The Bang-Bang Club: Snapshots From A Hidden War

TheBangBangClubSnapshotsFromAHiddenWarGreg Marinovich & Joao Silva, 2000

Durant les derniers jours sanglants de l’Apartheid sud-africain, quatre jeunes hommes – photographes, amis et rivaux – se sont parfois groupés pour minimiser les dangers alors qu’ils couvraient la violence qui éclatait dans les townships. Dans leur livre émouvant, les deux membres survivants du groupe, Greg Marinovich et Joao Silva, racontent l’histoire du Bang Bang Club, surnom qui leur a été donné par la presse internationale sud-africaine à cause des risques extrêmes courageux et parfois imprudents qu’ils ont pris afin de capturer les images violentes de la guerre.

Cette même audace qui résultait dans certaines photographies de guerre les plus mémorables de cette période et qui a fait gagner de la renommé internationale a été chère payée. En avril 1994, quelques jours après qu’un des hommes, Kevin Carter, ait reçu un prix Pulitzer, Marinovich et son ami photographe Ken Oosterbroek se sont fait tirés dessus alors qu’ils couvraient une lutte anti-incendie à l’extérieur de Johannesbourg. Tandis que Oosterbroek gisait fatalement blessé, Silva était déchiré entre prendre des photos de son camarade et les mettre en sécurité.
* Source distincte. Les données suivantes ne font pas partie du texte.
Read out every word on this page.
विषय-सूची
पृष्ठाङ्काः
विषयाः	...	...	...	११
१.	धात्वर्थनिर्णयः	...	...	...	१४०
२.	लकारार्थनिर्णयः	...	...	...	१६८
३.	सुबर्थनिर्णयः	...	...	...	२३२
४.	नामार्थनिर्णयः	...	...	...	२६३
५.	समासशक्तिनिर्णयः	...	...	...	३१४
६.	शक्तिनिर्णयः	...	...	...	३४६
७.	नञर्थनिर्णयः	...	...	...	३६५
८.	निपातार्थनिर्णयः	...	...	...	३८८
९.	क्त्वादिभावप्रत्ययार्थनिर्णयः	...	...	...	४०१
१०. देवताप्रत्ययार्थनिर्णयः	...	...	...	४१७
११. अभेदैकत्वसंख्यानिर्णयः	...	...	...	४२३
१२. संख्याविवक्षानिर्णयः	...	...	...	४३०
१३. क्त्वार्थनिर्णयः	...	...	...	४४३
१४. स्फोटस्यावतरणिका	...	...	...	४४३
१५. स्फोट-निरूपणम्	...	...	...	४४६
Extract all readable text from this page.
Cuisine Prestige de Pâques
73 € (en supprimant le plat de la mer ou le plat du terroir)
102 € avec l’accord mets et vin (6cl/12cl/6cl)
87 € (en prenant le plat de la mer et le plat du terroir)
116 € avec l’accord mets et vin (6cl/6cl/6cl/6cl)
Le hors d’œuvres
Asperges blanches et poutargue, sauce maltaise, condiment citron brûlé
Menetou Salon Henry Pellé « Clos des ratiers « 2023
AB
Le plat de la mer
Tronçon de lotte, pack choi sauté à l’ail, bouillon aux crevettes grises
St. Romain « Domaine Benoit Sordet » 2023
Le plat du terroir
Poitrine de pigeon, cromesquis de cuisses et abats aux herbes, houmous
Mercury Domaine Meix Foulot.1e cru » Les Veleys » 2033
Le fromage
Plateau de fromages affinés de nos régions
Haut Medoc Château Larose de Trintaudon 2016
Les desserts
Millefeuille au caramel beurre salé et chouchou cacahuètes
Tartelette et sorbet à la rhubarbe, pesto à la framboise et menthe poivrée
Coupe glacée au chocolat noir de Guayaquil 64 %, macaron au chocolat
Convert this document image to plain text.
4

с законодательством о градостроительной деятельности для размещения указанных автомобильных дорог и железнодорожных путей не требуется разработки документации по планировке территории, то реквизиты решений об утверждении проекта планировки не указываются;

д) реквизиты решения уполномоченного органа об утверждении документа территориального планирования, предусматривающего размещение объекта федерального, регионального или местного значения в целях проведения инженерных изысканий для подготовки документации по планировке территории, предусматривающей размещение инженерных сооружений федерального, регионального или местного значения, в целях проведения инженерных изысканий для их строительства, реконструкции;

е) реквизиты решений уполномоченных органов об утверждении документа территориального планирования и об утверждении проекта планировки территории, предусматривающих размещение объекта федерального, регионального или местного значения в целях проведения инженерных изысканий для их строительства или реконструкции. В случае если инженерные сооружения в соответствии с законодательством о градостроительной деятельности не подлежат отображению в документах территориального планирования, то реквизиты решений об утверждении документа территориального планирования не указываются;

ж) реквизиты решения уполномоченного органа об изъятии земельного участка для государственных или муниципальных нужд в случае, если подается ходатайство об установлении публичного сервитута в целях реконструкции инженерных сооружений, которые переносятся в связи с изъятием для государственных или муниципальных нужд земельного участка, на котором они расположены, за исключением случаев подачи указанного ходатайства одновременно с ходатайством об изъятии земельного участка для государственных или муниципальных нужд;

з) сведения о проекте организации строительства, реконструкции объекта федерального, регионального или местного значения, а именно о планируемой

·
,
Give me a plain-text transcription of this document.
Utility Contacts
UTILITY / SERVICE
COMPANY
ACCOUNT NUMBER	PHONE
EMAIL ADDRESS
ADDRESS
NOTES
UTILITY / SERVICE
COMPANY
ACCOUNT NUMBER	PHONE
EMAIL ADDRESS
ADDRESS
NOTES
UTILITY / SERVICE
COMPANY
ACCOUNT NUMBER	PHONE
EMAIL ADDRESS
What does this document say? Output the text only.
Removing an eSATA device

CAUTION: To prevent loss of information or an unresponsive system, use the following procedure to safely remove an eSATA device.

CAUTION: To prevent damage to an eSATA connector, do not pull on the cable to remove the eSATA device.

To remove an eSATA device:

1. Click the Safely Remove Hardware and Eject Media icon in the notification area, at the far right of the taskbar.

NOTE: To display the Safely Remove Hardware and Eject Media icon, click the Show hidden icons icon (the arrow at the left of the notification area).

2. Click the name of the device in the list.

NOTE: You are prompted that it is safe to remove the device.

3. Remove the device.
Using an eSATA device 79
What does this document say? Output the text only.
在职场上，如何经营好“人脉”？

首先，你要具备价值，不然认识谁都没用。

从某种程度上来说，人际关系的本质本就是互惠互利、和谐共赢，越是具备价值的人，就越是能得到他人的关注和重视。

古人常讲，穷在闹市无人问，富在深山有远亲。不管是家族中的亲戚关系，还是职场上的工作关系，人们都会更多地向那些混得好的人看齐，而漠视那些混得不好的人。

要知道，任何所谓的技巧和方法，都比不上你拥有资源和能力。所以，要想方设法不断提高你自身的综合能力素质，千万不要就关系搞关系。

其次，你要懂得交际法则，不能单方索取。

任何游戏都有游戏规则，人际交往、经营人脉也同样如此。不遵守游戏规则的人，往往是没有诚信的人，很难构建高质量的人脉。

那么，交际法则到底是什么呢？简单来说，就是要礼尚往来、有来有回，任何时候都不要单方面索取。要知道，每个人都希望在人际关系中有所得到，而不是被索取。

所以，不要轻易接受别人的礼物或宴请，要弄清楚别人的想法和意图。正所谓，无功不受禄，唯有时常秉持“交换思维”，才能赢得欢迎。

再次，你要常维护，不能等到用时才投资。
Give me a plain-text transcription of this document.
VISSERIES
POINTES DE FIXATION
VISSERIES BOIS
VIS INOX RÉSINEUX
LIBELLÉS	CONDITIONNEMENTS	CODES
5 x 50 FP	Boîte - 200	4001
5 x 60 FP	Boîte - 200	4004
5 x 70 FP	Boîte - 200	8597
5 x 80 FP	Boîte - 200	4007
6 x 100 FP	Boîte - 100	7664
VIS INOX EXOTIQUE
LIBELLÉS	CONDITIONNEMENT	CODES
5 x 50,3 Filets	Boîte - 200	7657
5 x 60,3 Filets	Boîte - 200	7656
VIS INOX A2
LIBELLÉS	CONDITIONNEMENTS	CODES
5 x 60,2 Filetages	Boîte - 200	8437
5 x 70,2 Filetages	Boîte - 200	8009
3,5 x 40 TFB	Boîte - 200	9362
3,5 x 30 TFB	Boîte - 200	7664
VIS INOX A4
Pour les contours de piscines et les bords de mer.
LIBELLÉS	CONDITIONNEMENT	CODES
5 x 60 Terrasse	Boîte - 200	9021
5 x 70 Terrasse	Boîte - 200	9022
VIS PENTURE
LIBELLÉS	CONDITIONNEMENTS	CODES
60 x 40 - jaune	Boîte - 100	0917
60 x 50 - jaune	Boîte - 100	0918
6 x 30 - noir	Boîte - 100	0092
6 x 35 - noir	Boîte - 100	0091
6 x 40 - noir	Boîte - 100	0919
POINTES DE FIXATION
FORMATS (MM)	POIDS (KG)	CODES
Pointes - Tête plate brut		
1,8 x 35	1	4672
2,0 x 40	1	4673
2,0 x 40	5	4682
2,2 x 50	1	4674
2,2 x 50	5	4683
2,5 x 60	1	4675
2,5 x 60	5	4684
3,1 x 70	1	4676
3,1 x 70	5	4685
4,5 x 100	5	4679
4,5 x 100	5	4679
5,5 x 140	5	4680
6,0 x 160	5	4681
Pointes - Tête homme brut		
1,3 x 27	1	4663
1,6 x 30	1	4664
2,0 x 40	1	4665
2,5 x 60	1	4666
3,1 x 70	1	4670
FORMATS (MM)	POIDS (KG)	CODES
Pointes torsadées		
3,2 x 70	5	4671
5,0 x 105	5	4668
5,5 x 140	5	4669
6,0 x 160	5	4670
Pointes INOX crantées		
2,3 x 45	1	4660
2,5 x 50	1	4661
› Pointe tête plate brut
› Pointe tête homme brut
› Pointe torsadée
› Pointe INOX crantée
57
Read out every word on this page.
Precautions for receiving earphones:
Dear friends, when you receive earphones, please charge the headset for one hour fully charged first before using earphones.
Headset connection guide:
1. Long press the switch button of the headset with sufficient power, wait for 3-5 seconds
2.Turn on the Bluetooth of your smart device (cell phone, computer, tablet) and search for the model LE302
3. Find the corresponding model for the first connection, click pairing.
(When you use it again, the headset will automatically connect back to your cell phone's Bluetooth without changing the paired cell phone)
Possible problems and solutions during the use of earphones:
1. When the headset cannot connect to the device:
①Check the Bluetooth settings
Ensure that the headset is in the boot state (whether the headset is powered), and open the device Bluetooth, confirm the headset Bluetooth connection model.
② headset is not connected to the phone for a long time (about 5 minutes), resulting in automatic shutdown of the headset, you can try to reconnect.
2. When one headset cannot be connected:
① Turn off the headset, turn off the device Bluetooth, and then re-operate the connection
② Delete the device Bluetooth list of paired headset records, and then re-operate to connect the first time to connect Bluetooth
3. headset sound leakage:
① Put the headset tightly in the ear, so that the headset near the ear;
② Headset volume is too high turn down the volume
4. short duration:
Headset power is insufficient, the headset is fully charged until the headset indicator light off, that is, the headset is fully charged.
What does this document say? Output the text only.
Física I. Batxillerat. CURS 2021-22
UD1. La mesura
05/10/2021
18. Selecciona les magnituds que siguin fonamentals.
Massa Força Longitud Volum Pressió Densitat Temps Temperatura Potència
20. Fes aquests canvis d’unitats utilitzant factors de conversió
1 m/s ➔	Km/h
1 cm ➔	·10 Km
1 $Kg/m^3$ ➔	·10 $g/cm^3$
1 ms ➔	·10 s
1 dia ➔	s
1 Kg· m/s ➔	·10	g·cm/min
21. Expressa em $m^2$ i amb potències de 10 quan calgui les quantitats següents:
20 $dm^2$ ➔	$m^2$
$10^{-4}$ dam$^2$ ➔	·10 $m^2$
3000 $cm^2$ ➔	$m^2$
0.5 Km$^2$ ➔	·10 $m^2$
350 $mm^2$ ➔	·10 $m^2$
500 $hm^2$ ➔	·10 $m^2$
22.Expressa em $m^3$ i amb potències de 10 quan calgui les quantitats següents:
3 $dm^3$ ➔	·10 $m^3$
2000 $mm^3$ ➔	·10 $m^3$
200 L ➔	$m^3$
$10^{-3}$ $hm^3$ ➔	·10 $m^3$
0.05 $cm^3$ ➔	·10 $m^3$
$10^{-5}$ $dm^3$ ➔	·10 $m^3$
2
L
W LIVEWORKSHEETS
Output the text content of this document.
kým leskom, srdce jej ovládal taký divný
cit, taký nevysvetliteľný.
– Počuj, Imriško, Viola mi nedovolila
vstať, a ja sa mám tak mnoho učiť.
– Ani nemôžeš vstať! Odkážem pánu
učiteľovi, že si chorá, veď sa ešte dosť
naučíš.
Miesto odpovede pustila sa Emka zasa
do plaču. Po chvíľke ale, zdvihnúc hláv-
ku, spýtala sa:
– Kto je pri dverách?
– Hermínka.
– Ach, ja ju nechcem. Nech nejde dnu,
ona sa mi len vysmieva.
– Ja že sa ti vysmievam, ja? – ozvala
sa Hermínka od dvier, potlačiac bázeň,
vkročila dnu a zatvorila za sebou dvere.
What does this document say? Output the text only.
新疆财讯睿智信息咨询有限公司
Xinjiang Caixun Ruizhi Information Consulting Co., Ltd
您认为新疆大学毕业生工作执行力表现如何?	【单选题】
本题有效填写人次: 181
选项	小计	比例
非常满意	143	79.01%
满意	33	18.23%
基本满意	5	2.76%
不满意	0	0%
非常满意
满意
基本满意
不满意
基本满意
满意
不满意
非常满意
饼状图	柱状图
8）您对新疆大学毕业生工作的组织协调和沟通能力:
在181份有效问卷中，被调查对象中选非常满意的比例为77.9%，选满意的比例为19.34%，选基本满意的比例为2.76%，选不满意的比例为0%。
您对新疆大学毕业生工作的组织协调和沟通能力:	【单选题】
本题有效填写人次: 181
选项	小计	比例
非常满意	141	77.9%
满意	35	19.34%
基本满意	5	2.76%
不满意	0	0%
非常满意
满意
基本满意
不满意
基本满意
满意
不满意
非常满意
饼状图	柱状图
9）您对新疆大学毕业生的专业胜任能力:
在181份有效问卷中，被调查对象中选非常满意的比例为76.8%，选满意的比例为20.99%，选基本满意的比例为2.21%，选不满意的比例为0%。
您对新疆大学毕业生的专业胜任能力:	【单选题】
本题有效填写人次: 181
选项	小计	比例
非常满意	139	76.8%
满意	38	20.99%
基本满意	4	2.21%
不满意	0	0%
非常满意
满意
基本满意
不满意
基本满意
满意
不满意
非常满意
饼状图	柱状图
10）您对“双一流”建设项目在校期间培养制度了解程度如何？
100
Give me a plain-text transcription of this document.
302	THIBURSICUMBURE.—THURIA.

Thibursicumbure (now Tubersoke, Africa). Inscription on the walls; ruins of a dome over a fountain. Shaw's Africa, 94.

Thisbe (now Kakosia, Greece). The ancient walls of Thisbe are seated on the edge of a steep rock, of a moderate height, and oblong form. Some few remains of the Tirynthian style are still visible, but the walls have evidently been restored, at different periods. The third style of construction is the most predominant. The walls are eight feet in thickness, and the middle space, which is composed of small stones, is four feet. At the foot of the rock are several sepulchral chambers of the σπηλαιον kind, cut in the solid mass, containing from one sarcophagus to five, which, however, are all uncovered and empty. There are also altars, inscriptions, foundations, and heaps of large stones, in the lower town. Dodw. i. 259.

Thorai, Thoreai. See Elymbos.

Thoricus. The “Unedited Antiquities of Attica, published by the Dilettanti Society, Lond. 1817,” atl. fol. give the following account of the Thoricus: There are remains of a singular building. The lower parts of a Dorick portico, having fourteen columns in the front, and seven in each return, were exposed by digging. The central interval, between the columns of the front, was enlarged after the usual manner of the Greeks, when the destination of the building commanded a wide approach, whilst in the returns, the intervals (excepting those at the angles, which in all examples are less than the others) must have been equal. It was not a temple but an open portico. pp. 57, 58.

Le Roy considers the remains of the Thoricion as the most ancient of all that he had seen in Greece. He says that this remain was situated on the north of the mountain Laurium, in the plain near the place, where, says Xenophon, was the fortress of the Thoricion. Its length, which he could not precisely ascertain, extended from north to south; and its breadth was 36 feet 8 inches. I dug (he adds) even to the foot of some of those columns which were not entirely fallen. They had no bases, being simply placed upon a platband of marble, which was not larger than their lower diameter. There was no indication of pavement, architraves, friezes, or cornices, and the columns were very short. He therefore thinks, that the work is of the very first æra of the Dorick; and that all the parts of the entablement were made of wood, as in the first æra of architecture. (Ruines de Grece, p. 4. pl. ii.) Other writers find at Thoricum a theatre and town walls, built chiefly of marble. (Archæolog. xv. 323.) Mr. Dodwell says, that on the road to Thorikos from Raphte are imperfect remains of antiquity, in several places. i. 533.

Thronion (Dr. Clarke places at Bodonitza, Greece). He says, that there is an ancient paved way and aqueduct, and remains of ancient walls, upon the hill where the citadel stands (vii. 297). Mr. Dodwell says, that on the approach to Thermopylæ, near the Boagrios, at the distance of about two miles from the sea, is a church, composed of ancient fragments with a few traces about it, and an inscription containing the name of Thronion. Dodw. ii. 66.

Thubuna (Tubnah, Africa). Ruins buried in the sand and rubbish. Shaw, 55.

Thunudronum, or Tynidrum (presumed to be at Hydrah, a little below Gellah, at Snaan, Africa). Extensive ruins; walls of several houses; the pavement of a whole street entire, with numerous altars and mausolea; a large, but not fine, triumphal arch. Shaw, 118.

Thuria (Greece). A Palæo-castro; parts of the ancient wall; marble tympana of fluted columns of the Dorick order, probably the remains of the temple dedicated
Trois mois après cet incident, Carter, qui célébrait le Pulitzer en même temps que la mémoire de son ami, s’est suicidé.

The Bang Bang Club est à la fois des mémoires et l’histoire de ces années de lutte. Greg Marinovich et Joao Silva ont produit une œuvre précieuse, perspicace et très lisible qui à différents moments inspire l’admiration, la répulsion, la tristesse, le respect et le dégoût. Bien que ce soit l’œuvre de deux hommes, le livre prend la voix et la perspective de Marinovich, qui a gagné le prix Pulitzer pour l’une des ses photos des “Hostel Wars” de Thokoza, township situé à 16km au Sud-Est de Johannesburg qui a été la scène de la pire violence de la période de transition. C’est une approche efficace, puisqu’elle permet à Marinovich de présenter l’histoire avec une ligne narrative relativement fluide et une voix de biographe tout en apportant une approche en quelque sorte plus omnisciente que les œuvres de ce genre ont généralement. Dans The Bang Bang Club, Marinovich et Silva reflètent leurs voyages politiques, émotionnels et personnels au travers ces violentes années tandis que l’Afrique du Sud de dirigeait vers une démocratie non-raciale. En cours de route, le livre emmène le lecteur aux côtés des photographes en mission dans d’autres régions déchirées par la guerre, dont l’ex-Yougoslavie et le Soudan, où Carter a pris la photographie qui est devenue célèbre de part le monde d’une enfant affamée traquée par un vautour.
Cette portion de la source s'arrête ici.